LCM: Least Common Multiplier
Michael Greenwald
michaelg at Neon.Stanford.EDU
Thu Jul 12 10:46:00 AEST 1990
tif at doorstop.austin.ibm.com (Paul Chamberlain) writes:
>In article <17000004 at uicsl.csl.uiuc.edu> nikki at uicsl.csl.uiuc.edu writes:
>>I am looking for a program which is capable of computing LCM (Least Common
>>Multiplier) of many numbers (Max. of ~20).

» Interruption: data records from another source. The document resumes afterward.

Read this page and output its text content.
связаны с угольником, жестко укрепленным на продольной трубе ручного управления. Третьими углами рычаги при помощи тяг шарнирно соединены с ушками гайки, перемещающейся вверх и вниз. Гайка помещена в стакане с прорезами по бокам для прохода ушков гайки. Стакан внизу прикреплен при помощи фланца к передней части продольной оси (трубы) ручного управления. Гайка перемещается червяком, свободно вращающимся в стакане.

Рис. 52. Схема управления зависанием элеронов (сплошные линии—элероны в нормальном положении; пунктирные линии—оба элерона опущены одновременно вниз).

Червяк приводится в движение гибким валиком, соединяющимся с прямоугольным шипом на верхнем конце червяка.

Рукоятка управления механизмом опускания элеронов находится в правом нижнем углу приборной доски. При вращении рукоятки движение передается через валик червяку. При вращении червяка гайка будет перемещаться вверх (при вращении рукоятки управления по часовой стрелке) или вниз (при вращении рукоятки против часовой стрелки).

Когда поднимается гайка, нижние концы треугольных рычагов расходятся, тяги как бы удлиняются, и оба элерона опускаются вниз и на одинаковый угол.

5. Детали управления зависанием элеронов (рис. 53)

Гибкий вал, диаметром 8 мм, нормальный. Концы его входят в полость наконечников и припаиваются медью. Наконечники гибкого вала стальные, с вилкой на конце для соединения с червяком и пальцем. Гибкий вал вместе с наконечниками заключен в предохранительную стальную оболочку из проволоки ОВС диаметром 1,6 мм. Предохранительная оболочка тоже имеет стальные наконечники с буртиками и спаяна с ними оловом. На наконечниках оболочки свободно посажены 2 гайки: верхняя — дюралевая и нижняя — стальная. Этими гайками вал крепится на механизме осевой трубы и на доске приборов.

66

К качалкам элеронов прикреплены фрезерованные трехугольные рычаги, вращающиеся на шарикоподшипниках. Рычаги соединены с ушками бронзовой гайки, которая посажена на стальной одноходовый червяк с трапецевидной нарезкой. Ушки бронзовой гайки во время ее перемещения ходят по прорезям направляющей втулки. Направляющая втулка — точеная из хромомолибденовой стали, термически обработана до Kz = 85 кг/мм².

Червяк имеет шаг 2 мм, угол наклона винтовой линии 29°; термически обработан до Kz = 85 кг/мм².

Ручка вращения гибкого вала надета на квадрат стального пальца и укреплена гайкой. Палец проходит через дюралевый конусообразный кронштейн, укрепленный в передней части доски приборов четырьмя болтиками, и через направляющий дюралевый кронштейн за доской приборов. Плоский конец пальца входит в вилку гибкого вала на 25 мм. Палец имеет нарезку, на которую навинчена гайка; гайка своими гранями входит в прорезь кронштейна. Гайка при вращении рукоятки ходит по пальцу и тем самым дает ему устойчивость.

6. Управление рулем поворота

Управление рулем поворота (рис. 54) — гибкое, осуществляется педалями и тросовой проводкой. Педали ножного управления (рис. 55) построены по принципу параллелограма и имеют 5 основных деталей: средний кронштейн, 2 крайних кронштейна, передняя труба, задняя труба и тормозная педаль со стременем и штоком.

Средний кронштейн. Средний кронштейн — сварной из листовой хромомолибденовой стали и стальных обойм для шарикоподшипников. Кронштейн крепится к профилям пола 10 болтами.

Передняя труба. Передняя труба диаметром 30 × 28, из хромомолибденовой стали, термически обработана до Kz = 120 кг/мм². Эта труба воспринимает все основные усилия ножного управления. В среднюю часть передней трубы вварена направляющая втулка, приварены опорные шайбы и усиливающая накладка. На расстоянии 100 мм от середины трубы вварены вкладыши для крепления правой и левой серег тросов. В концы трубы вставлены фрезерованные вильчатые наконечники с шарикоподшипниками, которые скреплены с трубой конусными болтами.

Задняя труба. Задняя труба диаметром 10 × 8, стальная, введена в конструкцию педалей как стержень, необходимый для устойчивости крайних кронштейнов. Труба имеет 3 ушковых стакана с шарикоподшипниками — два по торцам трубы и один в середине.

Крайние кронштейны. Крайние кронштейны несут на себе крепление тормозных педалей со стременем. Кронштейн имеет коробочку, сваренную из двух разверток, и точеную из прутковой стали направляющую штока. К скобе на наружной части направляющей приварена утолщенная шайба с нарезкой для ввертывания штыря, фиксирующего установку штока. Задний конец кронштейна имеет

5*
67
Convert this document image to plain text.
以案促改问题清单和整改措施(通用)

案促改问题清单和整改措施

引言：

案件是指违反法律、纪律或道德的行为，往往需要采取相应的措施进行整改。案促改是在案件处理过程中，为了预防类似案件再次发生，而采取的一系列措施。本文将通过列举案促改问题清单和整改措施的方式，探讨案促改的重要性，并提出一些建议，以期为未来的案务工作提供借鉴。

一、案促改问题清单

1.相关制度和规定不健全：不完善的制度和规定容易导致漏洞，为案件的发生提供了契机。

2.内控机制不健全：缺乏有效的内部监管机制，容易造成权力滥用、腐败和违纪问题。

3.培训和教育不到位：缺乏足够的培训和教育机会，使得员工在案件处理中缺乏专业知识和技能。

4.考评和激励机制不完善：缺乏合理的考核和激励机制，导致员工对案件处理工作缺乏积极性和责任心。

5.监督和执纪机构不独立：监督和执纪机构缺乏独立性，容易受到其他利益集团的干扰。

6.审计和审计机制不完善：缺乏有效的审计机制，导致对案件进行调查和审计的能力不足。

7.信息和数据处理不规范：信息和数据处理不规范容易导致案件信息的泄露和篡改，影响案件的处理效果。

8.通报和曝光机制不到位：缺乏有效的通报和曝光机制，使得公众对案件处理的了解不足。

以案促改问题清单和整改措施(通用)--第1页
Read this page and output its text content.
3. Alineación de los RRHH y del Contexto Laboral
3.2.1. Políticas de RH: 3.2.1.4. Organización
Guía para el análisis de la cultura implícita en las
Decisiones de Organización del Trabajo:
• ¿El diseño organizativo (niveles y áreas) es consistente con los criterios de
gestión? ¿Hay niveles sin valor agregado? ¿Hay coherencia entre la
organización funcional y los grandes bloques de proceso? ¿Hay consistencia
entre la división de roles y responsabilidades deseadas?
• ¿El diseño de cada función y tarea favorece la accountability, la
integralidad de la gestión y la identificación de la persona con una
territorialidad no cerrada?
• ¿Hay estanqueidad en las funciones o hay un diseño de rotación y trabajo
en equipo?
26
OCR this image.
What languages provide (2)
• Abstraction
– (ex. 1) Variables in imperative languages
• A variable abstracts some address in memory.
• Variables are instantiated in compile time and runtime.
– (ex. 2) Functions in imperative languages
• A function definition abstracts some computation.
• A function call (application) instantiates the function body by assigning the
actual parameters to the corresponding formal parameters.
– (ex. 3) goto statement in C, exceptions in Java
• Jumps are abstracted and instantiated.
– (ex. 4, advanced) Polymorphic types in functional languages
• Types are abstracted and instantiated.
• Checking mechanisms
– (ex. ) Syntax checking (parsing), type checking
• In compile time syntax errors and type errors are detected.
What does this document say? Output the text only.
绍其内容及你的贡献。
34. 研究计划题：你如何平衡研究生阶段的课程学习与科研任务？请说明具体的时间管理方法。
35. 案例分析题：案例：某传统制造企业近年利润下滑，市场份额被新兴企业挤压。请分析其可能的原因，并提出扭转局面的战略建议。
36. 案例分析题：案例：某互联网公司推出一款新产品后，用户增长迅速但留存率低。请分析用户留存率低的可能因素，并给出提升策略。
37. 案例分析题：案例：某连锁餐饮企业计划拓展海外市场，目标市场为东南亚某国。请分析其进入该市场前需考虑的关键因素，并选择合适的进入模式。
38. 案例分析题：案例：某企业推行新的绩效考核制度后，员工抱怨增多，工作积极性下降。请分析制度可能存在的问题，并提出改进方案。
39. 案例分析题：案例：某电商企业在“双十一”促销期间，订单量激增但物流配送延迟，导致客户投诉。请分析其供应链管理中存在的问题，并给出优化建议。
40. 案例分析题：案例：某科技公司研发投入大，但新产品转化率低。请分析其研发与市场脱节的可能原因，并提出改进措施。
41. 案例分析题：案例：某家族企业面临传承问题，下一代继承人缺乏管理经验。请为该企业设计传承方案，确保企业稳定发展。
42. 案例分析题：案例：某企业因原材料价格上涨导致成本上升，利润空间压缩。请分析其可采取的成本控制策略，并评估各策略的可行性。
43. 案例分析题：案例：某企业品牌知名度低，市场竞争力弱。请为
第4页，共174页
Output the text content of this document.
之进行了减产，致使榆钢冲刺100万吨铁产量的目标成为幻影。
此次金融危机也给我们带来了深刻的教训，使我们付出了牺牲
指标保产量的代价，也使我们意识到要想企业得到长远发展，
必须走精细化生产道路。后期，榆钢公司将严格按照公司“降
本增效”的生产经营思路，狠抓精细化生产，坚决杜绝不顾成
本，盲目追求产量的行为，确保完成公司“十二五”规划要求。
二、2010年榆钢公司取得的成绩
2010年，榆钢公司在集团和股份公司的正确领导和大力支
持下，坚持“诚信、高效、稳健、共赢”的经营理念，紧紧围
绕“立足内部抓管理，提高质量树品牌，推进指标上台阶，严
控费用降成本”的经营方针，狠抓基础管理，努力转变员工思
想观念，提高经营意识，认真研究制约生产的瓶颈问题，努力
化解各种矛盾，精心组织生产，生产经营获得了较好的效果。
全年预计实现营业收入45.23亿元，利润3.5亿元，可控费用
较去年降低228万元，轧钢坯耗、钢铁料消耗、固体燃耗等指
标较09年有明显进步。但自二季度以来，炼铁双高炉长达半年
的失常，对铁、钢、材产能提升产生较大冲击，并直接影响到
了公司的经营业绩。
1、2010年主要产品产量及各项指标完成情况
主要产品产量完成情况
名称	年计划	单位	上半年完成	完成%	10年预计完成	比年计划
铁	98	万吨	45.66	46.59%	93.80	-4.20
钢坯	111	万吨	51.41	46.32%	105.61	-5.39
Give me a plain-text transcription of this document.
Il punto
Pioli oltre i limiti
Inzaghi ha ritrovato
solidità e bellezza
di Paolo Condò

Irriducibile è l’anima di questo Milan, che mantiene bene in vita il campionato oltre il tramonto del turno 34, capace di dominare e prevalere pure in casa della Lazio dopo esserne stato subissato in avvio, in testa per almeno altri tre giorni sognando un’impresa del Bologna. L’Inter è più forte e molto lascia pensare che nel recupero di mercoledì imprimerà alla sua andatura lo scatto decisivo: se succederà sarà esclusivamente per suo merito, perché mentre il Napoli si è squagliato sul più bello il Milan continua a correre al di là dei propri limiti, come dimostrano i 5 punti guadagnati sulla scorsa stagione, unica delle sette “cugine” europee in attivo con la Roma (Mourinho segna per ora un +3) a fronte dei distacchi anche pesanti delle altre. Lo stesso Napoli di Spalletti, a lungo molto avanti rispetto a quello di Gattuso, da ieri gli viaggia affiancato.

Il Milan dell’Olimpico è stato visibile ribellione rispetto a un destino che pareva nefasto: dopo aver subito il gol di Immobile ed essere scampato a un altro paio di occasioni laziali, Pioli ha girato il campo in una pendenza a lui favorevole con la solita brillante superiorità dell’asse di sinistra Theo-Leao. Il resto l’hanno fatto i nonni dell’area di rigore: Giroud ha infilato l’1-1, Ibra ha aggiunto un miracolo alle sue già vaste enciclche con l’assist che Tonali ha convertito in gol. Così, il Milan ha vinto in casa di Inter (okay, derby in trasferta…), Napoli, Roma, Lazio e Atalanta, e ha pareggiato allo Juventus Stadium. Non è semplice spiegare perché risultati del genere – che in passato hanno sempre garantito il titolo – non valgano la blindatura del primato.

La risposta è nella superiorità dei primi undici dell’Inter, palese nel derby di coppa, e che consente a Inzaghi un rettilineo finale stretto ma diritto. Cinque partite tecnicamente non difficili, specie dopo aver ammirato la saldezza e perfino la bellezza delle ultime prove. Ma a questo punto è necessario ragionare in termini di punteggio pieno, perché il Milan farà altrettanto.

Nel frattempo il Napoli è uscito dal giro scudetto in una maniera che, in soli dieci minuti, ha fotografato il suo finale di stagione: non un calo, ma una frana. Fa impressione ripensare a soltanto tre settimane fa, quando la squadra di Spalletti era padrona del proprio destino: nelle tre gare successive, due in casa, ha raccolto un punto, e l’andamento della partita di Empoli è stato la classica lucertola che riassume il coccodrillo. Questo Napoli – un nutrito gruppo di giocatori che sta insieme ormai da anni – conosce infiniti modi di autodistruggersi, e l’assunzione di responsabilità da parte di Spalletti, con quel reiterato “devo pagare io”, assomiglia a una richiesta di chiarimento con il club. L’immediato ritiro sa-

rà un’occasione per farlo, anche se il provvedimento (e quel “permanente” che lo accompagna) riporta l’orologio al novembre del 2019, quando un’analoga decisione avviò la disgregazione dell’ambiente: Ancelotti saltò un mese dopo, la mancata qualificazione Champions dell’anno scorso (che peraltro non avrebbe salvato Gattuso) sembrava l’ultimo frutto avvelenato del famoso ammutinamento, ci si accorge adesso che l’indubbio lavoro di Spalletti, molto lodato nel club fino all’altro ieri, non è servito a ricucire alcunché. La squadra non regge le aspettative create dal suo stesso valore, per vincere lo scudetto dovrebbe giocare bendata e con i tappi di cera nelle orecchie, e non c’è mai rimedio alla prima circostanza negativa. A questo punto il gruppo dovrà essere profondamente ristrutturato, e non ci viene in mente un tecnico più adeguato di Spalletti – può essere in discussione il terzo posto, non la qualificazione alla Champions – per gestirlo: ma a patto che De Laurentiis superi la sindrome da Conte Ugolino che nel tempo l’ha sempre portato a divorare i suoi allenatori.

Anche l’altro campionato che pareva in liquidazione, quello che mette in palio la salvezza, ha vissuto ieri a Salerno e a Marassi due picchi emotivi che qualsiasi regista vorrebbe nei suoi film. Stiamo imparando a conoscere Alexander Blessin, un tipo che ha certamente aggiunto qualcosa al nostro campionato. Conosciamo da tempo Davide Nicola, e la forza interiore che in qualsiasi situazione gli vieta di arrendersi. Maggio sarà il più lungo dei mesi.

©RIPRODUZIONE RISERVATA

(By the way, lcm is a standard part of Common Lisp which might be
available on your machine. (There are a couple of implementations
that run on most Unix platforms). I assume, therefore, that you want
it in C).
You can write it pretty simply as follows.
#define MAX 64
/* Not a general purpose gcd - this one expects non-negative integers only,
and x < y. Sufficient for lcm, though.
*/
long gcd(x, y)
long x, y;
{return((x == 0)?y:gcd(y%x, x));}
/* Assumes that X and all elements of NUMBERS are nonnegative.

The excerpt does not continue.